Finding Misconfigurations

A good first step to audit your own DNS is to gather all your  TXT records for the domain;

host -t txt zsec.uk

The command above will print out all the TXT records for the given domain, the next step is to look for any SPF records, usually these will begin with v=spf1. To do the same for DMARC records, these will start with  v=DMARC1 at the subdomain _dmarc.

If the SPF record ends with ~all or +all the DMARC record needs to contain p=reject or p=quarantine,  if it does not then this would be vulnerable to spoofing.

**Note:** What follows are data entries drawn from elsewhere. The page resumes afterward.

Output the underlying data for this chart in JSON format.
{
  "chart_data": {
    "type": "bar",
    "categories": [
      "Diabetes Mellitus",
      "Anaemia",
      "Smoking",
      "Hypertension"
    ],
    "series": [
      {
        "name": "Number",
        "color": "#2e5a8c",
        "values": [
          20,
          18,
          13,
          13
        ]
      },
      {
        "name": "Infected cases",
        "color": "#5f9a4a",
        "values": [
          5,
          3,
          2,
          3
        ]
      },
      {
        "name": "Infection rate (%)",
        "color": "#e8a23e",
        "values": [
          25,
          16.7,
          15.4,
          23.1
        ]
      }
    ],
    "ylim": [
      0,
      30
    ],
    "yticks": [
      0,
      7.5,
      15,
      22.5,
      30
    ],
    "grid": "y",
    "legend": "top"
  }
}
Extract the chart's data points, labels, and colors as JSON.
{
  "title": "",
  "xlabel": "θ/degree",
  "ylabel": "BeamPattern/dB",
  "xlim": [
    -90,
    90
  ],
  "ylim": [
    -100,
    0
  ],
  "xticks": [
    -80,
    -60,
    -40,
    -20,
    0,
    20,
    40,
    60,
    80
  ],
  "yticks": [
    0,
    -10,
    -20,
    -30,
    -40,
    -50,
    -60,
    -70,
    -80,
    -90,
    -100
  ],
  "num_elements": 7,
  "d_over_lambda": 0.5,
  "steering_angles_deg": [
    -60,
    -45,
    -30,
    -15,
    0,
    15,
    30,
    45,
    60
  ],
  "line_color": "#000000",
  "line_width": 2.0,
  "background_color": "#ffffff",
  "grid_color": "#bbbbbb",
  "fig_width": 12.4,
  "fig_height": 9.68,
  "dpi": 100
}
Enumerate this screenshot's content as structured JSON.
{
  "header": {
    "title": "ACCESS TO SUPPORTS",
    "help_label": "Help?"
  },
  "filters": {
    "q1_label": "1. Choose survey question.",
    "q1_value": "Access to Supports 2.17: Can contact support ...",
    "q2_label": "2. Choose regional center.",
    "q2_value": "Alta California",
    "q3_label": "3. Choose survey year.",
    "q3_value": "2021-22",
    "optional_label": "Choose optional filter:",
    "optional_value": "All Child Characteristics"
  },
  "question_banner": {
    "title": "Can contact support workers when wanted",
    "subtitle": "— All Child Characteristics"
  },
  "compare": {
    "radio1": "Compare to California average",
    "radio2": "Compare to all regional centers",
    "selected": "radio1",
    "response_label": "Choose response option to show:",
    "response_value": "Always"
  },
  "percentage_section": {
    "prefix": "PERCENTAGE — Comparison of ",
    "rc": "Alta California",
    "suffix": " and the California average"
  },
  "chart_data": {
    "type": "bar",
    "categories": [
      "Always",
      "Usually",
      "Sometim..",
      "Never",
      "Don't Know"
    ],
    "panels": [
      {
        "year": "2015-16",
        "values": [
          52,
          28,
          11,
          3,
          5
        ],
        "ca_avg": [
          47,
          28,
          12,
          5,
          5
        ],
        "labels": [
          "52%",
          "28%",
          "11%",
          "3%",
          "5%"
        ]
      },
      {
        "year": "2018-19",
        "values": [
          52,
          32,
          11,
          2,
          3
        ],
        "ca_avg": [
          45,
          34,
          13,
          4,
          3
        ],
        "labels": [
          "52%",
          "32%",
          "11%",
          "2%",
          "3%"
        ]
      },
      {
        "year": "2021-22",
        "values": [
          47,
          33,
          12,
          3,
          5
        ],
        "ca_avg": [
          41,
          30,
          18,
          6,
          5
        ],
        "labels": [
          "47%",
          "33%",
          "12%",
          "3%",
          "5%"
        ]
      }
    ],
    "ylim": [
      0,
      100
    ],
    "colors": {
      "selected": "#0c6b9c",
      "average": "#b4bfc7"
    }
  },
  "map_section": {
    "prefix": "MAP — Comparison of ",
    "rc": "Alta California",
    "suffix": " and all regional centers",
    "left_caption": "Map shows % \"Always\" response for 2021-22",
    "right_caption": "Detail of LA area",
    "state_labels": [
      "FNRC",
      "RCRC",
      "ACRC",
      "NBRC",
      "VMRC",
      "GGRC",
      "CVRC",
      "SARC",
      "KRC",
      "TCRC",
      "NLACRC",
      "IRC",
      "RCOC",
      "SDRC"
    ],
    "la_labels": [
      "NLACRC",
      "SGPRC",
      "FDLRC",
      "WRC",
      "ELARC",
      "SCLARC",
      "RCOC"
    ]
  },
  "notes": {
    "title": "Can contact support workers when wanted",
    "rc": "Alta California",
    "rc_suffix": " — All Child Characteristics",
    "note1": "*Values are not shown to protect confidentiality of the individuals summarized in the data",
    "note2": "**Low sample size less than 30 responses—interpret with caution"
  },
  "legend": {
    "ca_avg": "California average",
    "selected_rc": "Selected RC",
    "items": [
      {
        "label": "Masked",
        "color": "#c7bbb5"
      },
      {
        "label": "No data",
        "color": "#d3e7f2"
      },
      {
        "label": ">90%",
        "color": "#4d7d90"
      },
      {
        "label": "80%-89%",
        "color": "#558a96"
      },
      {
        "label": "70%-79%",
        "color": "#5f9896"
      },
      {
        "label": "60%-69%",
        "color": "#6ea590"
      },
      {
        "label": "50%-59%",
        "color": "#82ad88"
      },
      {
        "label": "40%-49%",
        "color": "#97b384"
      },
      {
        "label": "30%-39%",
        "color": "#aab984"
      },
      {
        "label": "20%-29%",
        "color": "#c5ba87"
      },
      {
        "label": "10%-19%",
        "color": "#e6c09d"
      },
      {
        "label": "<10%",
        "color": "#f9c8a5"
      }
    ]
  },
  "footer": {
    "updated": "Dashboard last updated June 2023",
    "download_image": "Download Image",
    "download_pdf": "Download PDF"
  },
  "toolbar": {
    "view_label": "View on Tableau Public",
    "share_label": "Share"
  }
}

It is important to note from an attacking and defending perspective that SPF records should exist on all sub-domains as well, while DMARC is only on the main domain. So if a domain only has the DMARC policy set for the primary domain but not subdomains this might also be vulnerable; p refers to the main domain, while sp controls sub-domains.

Being a Smart Attacker

Now that you have a bit of an understanding of SPF, DKIM and DMARC, it is important to test your setup when configuring attacking infrastructure such as mail servers and mail domains, testing if the records are configured correctly can be done via several services online, my favorites to leverage are mail-tester.com & mxtoolbox.com, these will validate if your TXT records are configured correctly for emailing and give options of things to fix.